We can solve this problem by iteratively traversing the linked list and swapping nodes in pairs. Here is a step-by-step breakdown:

  1. Introduce a Dummy Node: Create a new node called dummy and set its next pointer to the head of the list. This simplifies edge cases, especially when swapping the first pair.
  2. Use a Pointer for Traversal: Use a pointer (prev) that always points to the node before the current pair being swapped.
  3. Swap in Pairs: While there are at least two nodes ahead (prev.next and prev.next.next are not null), do the following:
    • Let first be prev.next and second be first.next.
    • Point prev.next to second.
    • Point first.next to second.next.
    • Point second.next to first.
  4. Move Forward: After swapping, move prev forward to first (which is now the second node in the swapped pair).
  5. Return the New Head: After all swaps, return dummy.next, which now points to the new head of the list.

This approach avoids recursion and extra space, and the dummy node ensures that even the head can be swapped without special handling.

Example Walkthrough

Let's walk through an example with input list: 1 -> 2 -> 3 -> 4

  1. Initial State: dummy -> 1 -> 2 -> 3 -> 4
  2. First Swap:
    • first = 1, second = 2
    • Update pointers:
      • dummy.next = 2
      • 1.next = 3
      • 2.next = 1
    • List now: dummy -> 2 -> 1 -> 3 -> 4
  3. Second Swap:
    • prev = 1, first = 3, second = 4
    • Update pointers:
      • 1.next = 4
      • 3.next = null
      • 4.next = 3
    • List now: dummy -> 2 -> 1 -> 4 -> 3
  4. End of List: No more pairs to swap.
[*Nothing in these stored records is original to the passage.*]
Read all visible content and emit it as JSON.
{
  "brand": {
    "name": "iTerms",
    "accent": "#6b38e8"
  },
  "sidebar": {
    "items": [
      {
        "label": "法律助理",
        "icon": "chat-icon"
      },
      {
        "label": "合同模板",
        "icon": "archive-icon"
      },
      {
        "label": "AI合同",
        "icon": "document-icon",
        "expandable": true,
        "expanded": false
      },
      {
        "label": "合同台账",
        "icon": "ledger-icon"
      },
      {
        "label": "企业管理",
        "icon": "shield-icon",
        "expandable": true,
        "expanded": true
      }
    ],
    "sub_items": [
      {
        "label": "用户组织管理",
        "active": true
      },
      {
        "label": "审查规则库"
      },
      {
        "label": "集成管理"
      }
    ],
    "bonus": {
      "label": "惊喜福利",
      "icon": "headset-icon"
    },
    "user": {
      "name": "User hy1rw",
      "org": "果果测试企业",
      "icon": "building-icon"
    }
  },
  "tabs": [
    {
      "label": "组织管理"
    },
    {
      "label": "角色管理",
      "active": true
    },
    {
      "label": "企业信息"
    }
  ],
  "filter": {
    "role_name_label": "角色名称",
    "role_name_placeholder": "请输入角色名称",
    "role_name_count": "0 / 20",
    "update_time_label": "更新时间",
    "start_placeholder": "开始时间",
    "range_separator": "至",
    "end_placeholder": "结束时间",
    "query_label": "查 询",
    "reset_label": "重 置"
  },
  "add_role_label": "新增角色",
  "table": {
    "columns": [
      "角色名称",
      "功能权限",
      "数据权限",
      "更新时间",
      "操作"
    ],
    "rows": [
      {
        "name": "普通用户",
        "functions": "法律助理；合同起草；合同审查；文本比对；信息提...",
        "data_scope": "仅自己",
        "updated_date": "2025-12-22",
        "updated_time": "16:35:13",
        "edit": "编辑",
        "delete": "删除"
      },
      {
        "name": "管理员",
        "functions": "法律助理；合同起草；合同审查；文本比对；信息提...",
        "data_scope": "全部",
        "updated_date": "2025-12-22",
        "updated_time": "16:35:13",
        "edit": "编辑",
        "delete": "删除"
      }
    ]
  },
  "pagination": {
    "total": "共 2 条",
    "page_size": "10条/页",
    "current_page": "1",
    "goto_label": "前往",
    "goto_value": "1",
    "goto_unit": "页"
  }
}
Return dummy.next which is 2.

Final output: 2 -> 1 -> 4 -> 3

Time and Space Complexity

  • Brute-force Approach: If you were to copy values or create new nodes, the time complexity would still be O(n), but the space complexity could be O(n) due to extra nodes or arrays.
  • Optimized Approach (Pointer Manipulation):
    • Time Complexity: O(n), because each node is visited and manipulated at most once.
    • Space Complexity: O(1), since only a constant number of pointers are used, regardless of the list size.

The optimized approach is both time-efficient and space-efficient, making it ideal for large linked lists.

Summary

To solve the "Swap Nodes in Pairs" problem, we avoid value swapping and instead manipulate node pointers directly. By using a dummy node and iteratively updating next pointers for each pair, we ensure a clean and efficient solution. The approach is elegant because it handles all edge cases (including the head swap and odd-length lists) without recursion or extra space, and runs in linear time with constant space.